Se trata de una lucha que jamás termina, que dura exactamente lo que una vida, que es en realidad una vida, por eso la persona absurda no se puede suicidar. Y porque se trata de una cadena de repeticiones, la vida absurda puede apenas discernirse como algo distinto de la comúnmente cómica rutina cotidiana. En lo formal, puede no lucir muy distinta. Se supone que la persona absurda puede ir a trabajar y estar en el metro con todos los demás. Pero internamente, por supuesto, la vida absurda es por completo diferente, porque la persona absurda sabe la diferencia entre la rutina ignorante y la repetición rebelde.
     Es en este momento cuando la comedia de la repetición se convierte en una trágica repetición, lo que Rieux en La peste denomina "una derrota interminable". La persona absurda lucha contra las condiciones de la existencia, la frase que entregan los dioses que no existen: "Si veo a un hombre armado sólo de una espada atacar a un grupo de ametralladoras, juzgaría absurdo su acto" (se entiende por qué Camus consideraba Moby Dick una novela absurda). Podría decirse que el espíritu absurdo es el estoicismo trágico: "En conclusión, un alma resuelta siempre se las arreglará". Esta lucha "supone una ausencia total de esperanza (que no tiene nada que ver con la desesperación), y una continua falta de satisfacción (que no ha de confundirse con la renuncia)… Lo absurdo tiene sentido sólo en la medida en que no se acepte". Y así Camus llega a su testaruda afirmación: "No quiero encontrar nada en lo incomprensible. Quiero saber si puedo vivir con lo que sé y sólo con eso". Prosigue: "lo absurdo es el pecado sin Dios. Se trata de vivir en ese estado de lo absurdo".

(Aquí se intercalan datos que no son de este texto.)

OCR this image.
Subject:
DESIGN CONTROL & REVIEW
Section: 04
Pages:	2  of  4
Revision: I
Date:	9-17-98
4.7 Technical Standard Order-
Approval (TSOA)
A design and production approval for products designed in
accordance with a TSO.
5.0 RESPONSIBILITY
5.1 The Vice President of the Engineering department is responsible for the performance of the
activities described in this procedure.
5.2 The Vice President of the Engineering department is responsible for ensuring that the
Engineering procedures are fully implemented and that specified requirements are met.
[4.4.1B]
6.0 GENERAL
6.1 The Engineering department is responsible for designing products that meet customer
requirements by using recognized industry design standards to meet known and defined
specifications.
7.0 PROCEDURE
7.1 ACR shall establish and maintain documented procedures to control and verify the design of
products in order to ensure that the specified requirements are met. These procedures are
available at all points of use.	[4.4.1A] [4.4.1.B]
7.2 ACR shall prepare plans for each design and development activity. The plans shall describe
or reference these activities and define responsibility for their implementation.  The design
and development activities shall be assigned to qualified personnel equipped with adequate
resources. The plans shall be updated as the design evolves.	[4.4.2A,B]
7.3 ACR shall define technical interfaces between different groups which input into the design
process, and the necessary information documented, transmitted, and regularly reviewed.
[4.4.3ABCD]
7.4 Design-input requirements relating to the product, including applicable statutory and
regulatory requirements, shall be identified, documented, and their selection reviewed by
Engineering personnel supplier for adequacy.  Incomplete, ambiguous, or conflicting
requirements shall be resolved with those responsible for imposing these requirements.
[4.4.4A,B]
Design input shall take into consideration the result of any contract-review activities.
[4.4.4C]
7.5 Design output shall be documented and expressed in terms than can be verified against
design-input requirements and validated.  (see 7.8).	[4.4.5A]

     ¿Por qué lo absurdo es "el pecado sin Dios"? De nueva cuenta vemos cómo Camus invierte todas las categorías religiosas, en el proceso de convertirlas de su literalidad a lo metafórico. Lo absurdo es como vivir pecaminosamente porque Camus quiere decir que, como al pecado, no podemos evitarlo, se trata de una especie de pecado original pero sin los orígenes, que serían Dios. Es la sentencia que nos dicta la vida. (Aquí se percibe la sombra inevitable de Agustín, el gran propositor del pecado original, sobre el que Camus escribió una tesis. Y, en efecto, a lo largo de su vida, Camus pudo haber estado "respondiendo" a Agustín más sistemáticamente acaso de lo que supiera él mismo. Porque en lugar del ascetismo de Agustín, Camus propuso la luz pagana del sol; en vez de la repugnancia al sexo, Camus propuso —y llevó a la práctica— el papel de un seductor.) Porque si pasara por Dios sería un problema religioso. Pero Camus no es uno de esos racionalistas que cree que una vez que se elimina a Dios de la imagen desaparecen los problemas metafísicos. Muy al contrario, Camus considera que una vez eliminado Dios terminan nuestros problemas religiosos, pero comienzan los metafísicos.
     Comienzan con la muerte. Pero la respuesta de Camus a la muerte es más activa de lo que acaso indica la noción de estoicismo. No hay resignación implícita, siempre una asunción infinita de nuevos empeños. Evidentemente, afirma Camus, la persona absurda no puede suicidarse, porque el suicidio "como el salto [de la fe religiosa] es la aceptación extrema. Todo ha terminado y el hombre vuelve a su historia esencial". Matarse es permitir que la vida y la muerte dominen sobre uno. La determinación de vivir lo absurdo, por otra parte, es "simultáneamente la conciencia y el rechazo de la muerte".
     Así inicia su lucha el hombre absurdo. ¿Qué hace? Aquí la argumentación de Camus es algo débil. Porque aquí, de ser utilizables sus propuestas, Camus tiene que convertir sus metáforas de lucha —¿y qué es Sísifo sino una metáfora furiosa?— en la literalidad de las luchas reales, como pueden vivirlas las personas reales. Es puramente metafórico (o retórico) hablar de luchar contra las condiciones de lo absurdo con "mi sublevación, mi libertad y mi pasión". Pero Camus —y es parte de su atractivo como escritor— quiere ser todavía más local, más práctico que lo estrictamente metafórico. Le gustaría señalar una serie de posibles papeles o vidas absurdas.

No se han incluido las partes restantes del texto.